走下飞机,低头看见延安的机场上零星洒了一些鸡粪。远处的跑道上,果然发现有一只大红冠子白公鸡率领一群芦花母鸡在悠闲地散步。鸡们大模大样、从容自在,把机场权当鸡场,一会儿低头啄食着什么,一会儿又齐齐扬起头,望着蓝蓝的天。机场空荡荡的,只停着我们刚刚乘坐过的小飞机,是全世界最安静最寂寞的飞机场。

突然那只红冠子白公鸡昂着头,扇动翅膀,扯开嗓子,悠长有力地啼叫了一声,大有“一唱雄鸡天下白”的意思。想必当年毛泽东率领中央红军经过二万五千里长征到达延安,第一眼看到的也是这么一群善意悠闲的鸡,第一声听到的也是公鸡嘹亮的雄啼。诗人毛泽东从鸡们美好和美丽的神态中,预感到中国革命美好和美丽的前程;从公鸡的雄啼中听出了别有意味的话外音,他决定留在这里闹革命。

延安的鸡的确活得自在,生得漂亮。越往偏远的农村去,鸡也越发地干净好看。在安塞县楼家坪乡一个寂静的村庄,我们看到一群美丽悠闲的鸡,三只公鸡一律生有血红的冠子和白得发亮的羽毛,五只母鸡身披五彩斑斓的羽衣,简直是天地间生出的尤物、上苍的杰作。蓝蓝的天,干净的空气,纯朴的黄土,使得它们通体明亮,一尘不染。它们成群结队地厮跟着,友好地相处着,时而咕咕低语,时而引吭高歌。鸡用它们的羽毛美丽着人的心灵,用它们的歌声慰藉着人的寂寞,用它们友好和谐的生活关照着人际关系。在延安,在楼家坪,鸡就是鸡,再也想不起人赋予它们别的含义。我常常困惑不解:人为什么总喜欢拿美好的事物、美丽的词汇去解释比喻那些肮脏污浊的事情,比如鸡和烟花柳巷,它们原本是美丽、清洁,富有诗情画意的生命和景象。
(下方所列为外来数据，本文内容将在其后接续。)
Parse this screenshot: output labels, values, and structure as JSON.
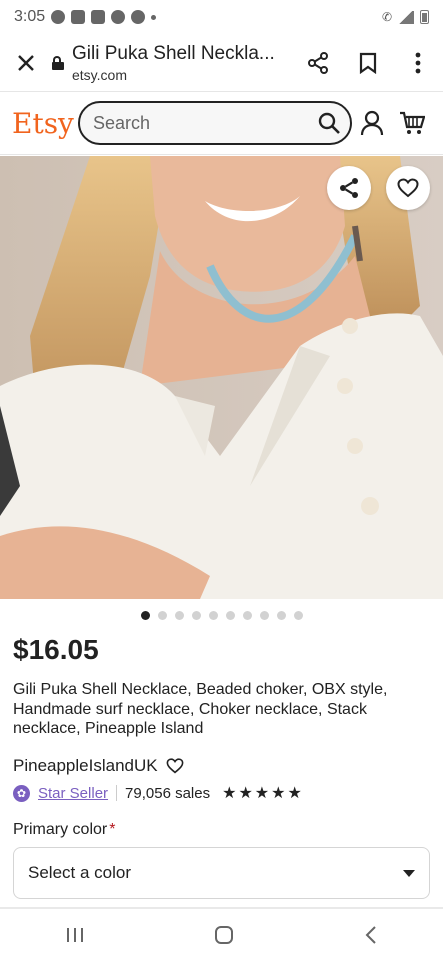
{
  "status_bar": {
    "time": "3:05",
    "icons": [
      "messenger-icon",
      "facebook-icon",
      "facebook-icon",
      "soccer-icon",
      "account-icon",
      "dot"
    ]
  },
  "browser": {
    "page_title": "Gili Puka Shell Neckla...",
    "domain": "etsy.com",
    "actions": [
      "share-icon",
      "bookmark-icon",
      "more-icon"
    ]
  },
  "header": {
    "logo": "Etsy",
    "search_placeholder": "Search",
    "brand_color": "#F1641E"
  },
  "product": {
    "gallery": {
      "image_count": 10,
      "active_index": 0
    },
    "price": "$16.05",
    "title": "Gili Puka Shell Necklace, Beaded choker, OBX style, Handmade surf necklace, Choker necklace, Stack necklace, Pineapple Island",
    "shop_name": "PineappleIslandUK",
    "star_seller_label": "Star Seller",
    "sales": "79,056 sales",
    "rating_stars": 5
  },
  "variation": {
    "label": "Primary color",
    "required_mark": "*",
    "selected": "Select a color"
  }
}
在圣地革命纪念馆大厅的墙壁上,我们看到了一张十分有趣的旧照片:高大伟岸的毛泽东双手叉腰站在一孔破旧的土窑洞前,他的右脚边居然立着一只神情安详的鸡。毛泽东眉宇间皱着英气、怀有心思地凝视着远方,鸡却没事似地扭头瞧着右边的什么东西……六十多年前,一个摄影师小心翼翼地为一位伟人拍照,院子里的人立马退得远远的,就在快门按下的一瞬,一只鸡大模大样地走了进来,它没有抬头仰望伟人,也没有对着镜头,而是扭头看它愿意看的东西。伟人毛泽东也没有赶走它,他乐意让鸡安静友好地立在他的脚边,和他一同完成历史的某个瞬间。
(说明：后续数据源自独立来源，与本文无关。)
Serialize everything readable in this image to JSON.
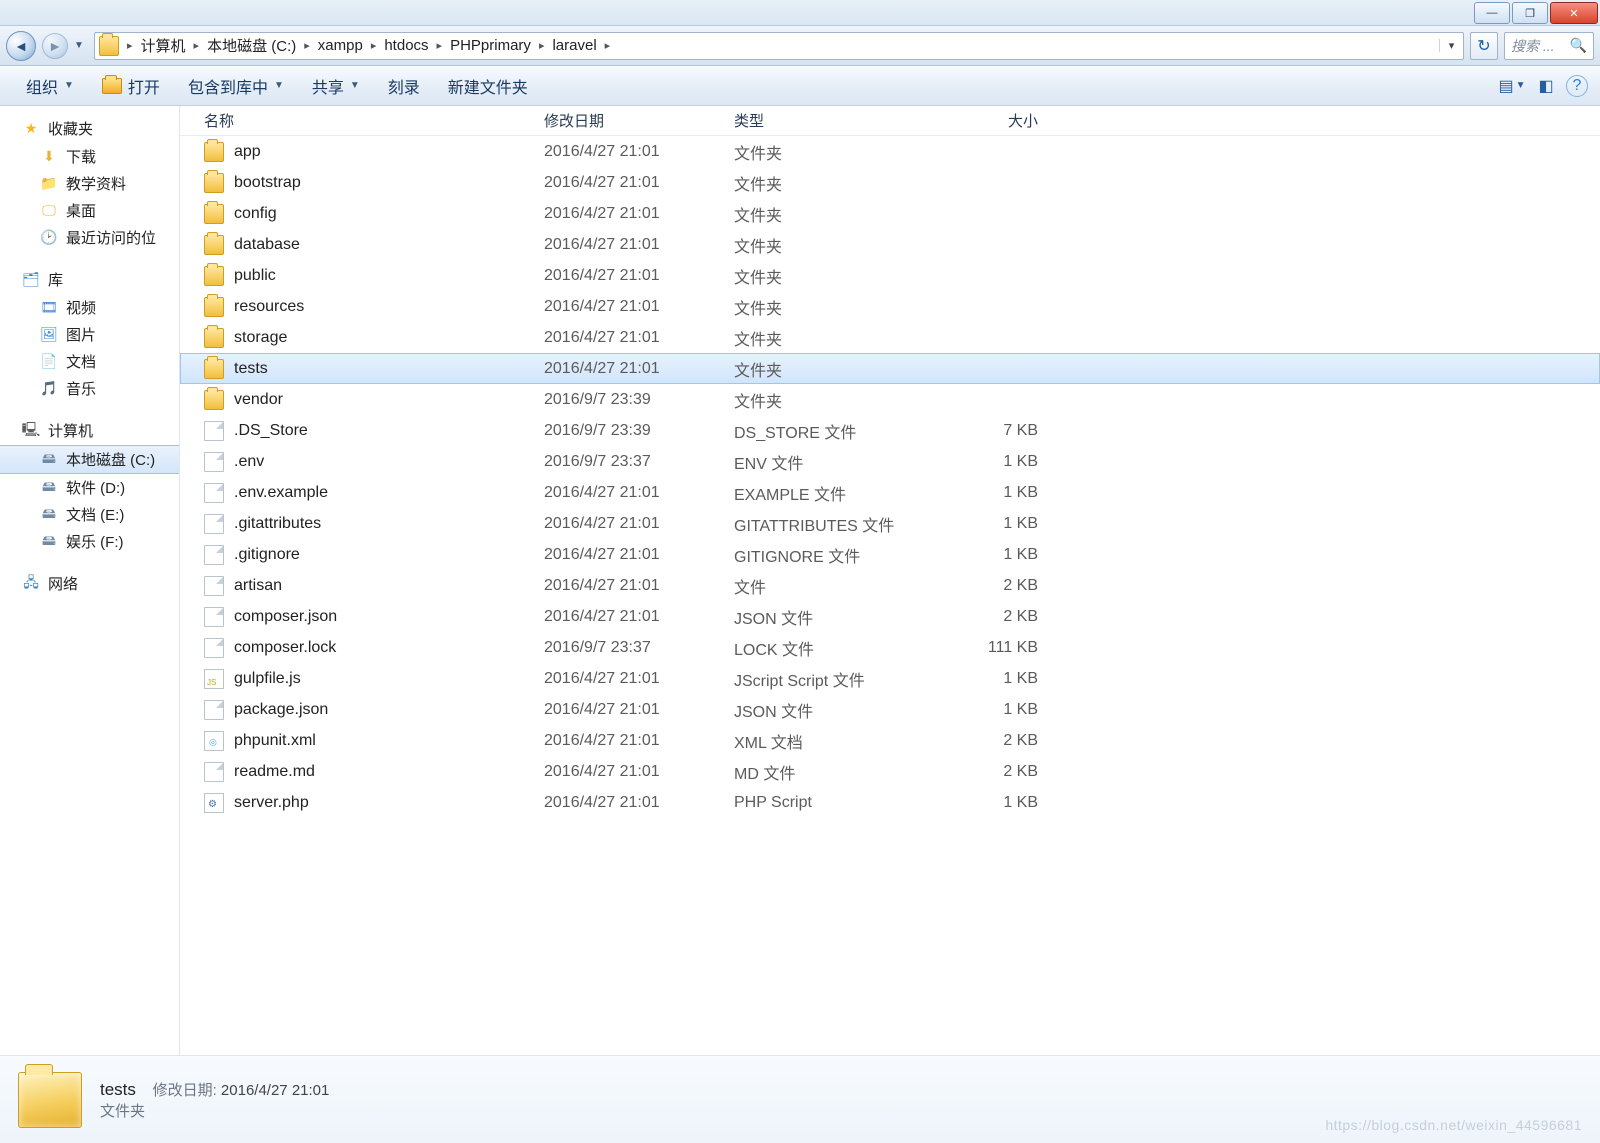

在鸡的眼里,人就是人,没有伟人平民之分;在人的意识中,鸡也只是鸡,不分贵鸡和贱鸡。在这个弱肉强食的世界,鸡的命运完全掌握在人的手中,而鸡在某一个时刻似乎也预示着人的命运。把鸡撵得无处躲藏或者挑在刺刀上,这样的人注定要遭到失败和灭亡,比如日本鬼子和国民党;与鸡和谐相处,友好往来,并让一只普通的鸡立在他的右脚边一起进入历史性镜头的人,日后定会夺取政权获得成功,比如毛泽东和他领导的中国共产党。

这帧黑白照片下面写有一行字:一九四二年毛泽东在枣园。